Non è vero che Conte peggio degli altri non potrà fare

 

Nel giorno in cui il Presidente Conte si presenta all’Italia per ciò che è, tra i tanti interventi dell’opposizione spiccano quelli di Mario Monti e Matteo Renzi, due che a dirla tutta non si sono mai presi. Ma il paradosso della cosiddetta Terza Repubblica è proprio questo: Berlusconi è più vicino alla sinistra che ha combattuto per un ventennio, piuttosto che allo storico “alleato” leghista. E i comunisti rossi a loro volta rimpiangono l’uomo di Arcore: il vecchio mondo è sempre più rassicurante del nuovo che avanza.

Così, nell’aula di un Senato in cui l’entusiasmo assomiglia pericolosamente ad incoscienza, a turbare il clima arrivano le parole del Professore. Non Conte,  l’originale. Monti ha lo stile compassato di sempre, non è mai stato un capo-popolo, e mai lo sarà. Ma con la precisione di un tecnico di prim’ordine agita lo spettro della Troika. Ricorda a Conte e al suo governo che senza la responsabilità di Forza Italia, del Pd e dell’allora Terzo Polo, “voi oggi sareste ridotti ad agenti di un governo semi-coloniale“. Di più, lancia un monito che inquieta soltanto a sentirlo formulare: “non è escluso che l’Italia possa dover subire ciò che ha evitato allora: cioè l’umiliazione della Troika“.

Dall’altra parte c’è Renzi, che al ruolo di showman non si sottrae, che alla tentazione di evidenziare le anomalie della maggioranza Lega-5 Stelle cede volentieri. Così l’occasione è ghiotta per sottolineare che il governo del cambiamento rappresenta in realtà soltanto un aggiornamento del vocabolario politico: “Quello che nella XVII Legislatura si chiamava inciucio oggi si chiama contratto; quello che nella XVII Legislatura si chiamava partitocrazia oggi si chiama democrazia parlamentare, quello che nella XVII Legislatura si chiamava condono oggi si chiama pace fiscale, quello che nella XVII Legislatura si chiamava un uomo che tradisce il proprio mandato oggi si chiama cittadino che aiuta il governo a superare la fase di crisi”.

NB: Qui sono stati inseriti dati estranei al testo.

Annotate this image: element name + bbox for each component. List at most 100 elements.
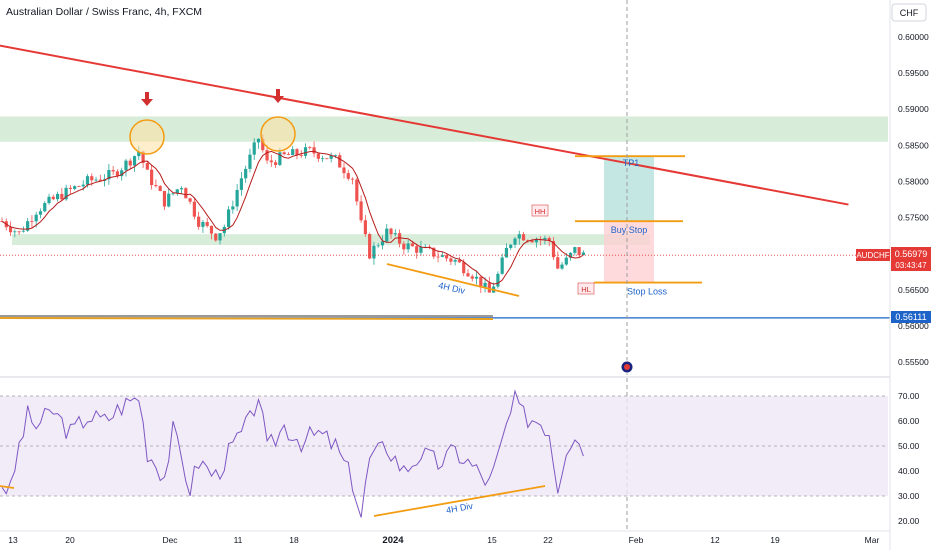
candle-body — [368, 234, 372, 259]
candle-body — [393, 233, 397, 235]
candle-body — [402, 243, 406, 250]
candle-body — [577, 247, 581, 256]
candle-body — [581, 252, 585, 256]
candle-body — [517, 234, 521, 239]
candle-body — [68, 187, 72, 189]
candle-body — [436, 256, 440, 258]
orange-level-line — [0, 317, 494, 320]
support-price-label: 0.56111 — [891, 311, 931, 323]
candle-body — [303, 147, 308, 156]
rsi-pane: 4H Div — [0, 389, 888, 518]
candle-body — [47, 196, 51, 204]
candle-body — [282, 152, 286, 155]
currency-button[interactable] — [891, 3, 927, 22]
rsi-tick-label: 60.00 — [898, 416, 920, 426]
candle-body — [487, 282, 491, 293]
candle-body — [137, 151, 141, 157]
candle-body — [513, 238, 517, 245]
candle-body — [389, 228, 393, 235]
candle-body — [265, 150, 269, 161]
candle-body — [504, 247, 509, 258]
candle-body — [158, 186, 162, 191]
candle-body — [397, 233, 402, 244]
candle-body — [462, 262, 466, 274]
arrow-down-icon — [276, 89, 280, 97]
time-tick-label: Feb — [629, 535, 644, 545]
candle-body — [26, 221, 30, 231]
time-axis[interactable]: 13 20 Dec 11 18 2024 15 22 Feb 12 19 Mar — [8, 535, 879, 546]
candle-body — [534, 239, 538, 243]
tp1-label: TP1 — [623, 158, 640, 168]
candle-body — [150, 169, 154, 186]
candle-body — [363, 220, 367, 235]
candle-body — [192, 201, 196, 217]
candle-body — [342, 167, 346, 174]
rsi-axis[interactable]: 70.00 60.00 50.00 40.00 30.00 20.00 — [898, 391, 920, 526]
price-tick-label: 0.59000 — [898, 104, 929, 114]
overlays: TP1 Buy Stop Stop Loss HH HL 4H Div — [0, 0, 890, 530]
candle-body — [73, 186, 77, 189]
candle-body — [432, 247, 436, 257]
bar-countdown: 03:43:47 — [895, 261, 927, 270]
price-tick-label: 0.60000 — [898, 32, 929, 42]
candle-body — [162, 190, 167, 207]
candle-body — [453, 260, 457, 262]
candle-body — [338, 155, 342, 168]
candle-body — [261, 138, 265, 151]
candle-body — [556, 257, 560, 269]
candle-body — [235, 189, 239, 207]
candle-body — [244, 168, 248, 179]
candle-body — [145, 163, 149, 170]
candle-body — [321, 158, 325, 160]
candle-body — [474, 276, 479, 279]
arrow-down-icon — [145, 92, 149, 100]
candle-body — [573, 247, 577, 253]
candle-body — [316, 153, 320, 159]
candle-body — [346, 173, 350, 179]
rsi-small-line — [0, 485, 15, 489]
stop-loss-zone — [604, 221, 654, 283]
candle-body — [500, 257, 504, 274]
candle-body — [449, 258, 453, 262]
candle-body — [256, 138, 261, 143]
candle-body — [128, 160, 132, 166]
candle-body — [286, 154, 291, 156]
candle-body — [372, 245, 376, 259]
candle-body — [308, 147, 312, 149]
price-tick-label: 0.56000 — [898, 321, 929, 331]
candle-body — [419, 246, 423, 253]
candle-body — [479, 276, 483, 288]
candle-body — [457, 260, 462, 263]
hl-label-box — [577, 282, 595, 295]
time-tick-label: Mar — [865, 535, 880, 545]
candle-body — [209, 225, 214, 234]
currency-label: CHF — [900, 8, 919, 18]
candle-body — [466, 273, 470, 277]
candle-body — [252, 142, 256, 155]
rsi-line — [1, 389, 584, 518]
candle-body — [530, 240, 534, 243]
support-price-value: 0.56111 — [895, 312, 926, 322]
candle-body — [120, 170, 124, 177]
candle-body — [167, 193, 171, 207]
candle-body — [440, 255, 444, 257]
candle-body — [325, 158, 329, 160]
candle-body — [470, 276, 474, 279]
candle-body — [77, 186, 81, 187]
candle-body — [496, 273, 500, 287]
candle-body — [81, 184, 85, 187]
candle-body — [380, 241, 385, 246]
rsi-divergence-line — [373, 485, 546, 517]
candle-body — [274, 162, 278, 165]
candle-body — [214, 233, 218, 241]
candle-body — [90, 176, 94, 181]
price-tick-label: 0.58500 — [898, 140, 929, 150]
candle-body — [201, 222, 205, 227]
candle-body — [55, 193, 60, 200]
candle-body — [560, 264, 564, 269]
event-flag-icon — [624, 364, 630, 370]
current-price-value: 0.56979 — [895, 249, 928, 259]
candles — [0, 134, 585, 293]
candle-body — [124, 160, 128, 171]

Da questi due interventi, da quello di un senatore a vita rimasto nell’immaginario collettivo come l’uomo che ha messo in ginocchio l’Italia, e da quello di un leader sconfitto nelle urne ma condannato dalla sua indole a restare un capo, si evince la verità che molti oggi negano.

Non è vero che Conte sicuramente non farà peggio di chi lo ha preceduto. In questi anni siamo cresciuti poco e male. Si poteva fare certamente di più e sicuramente meglio. Ma in qualche modo abbiamo salvato la pelle.

E nessuno ci assicura che cambiamento faccia sempre rima con miglioramento.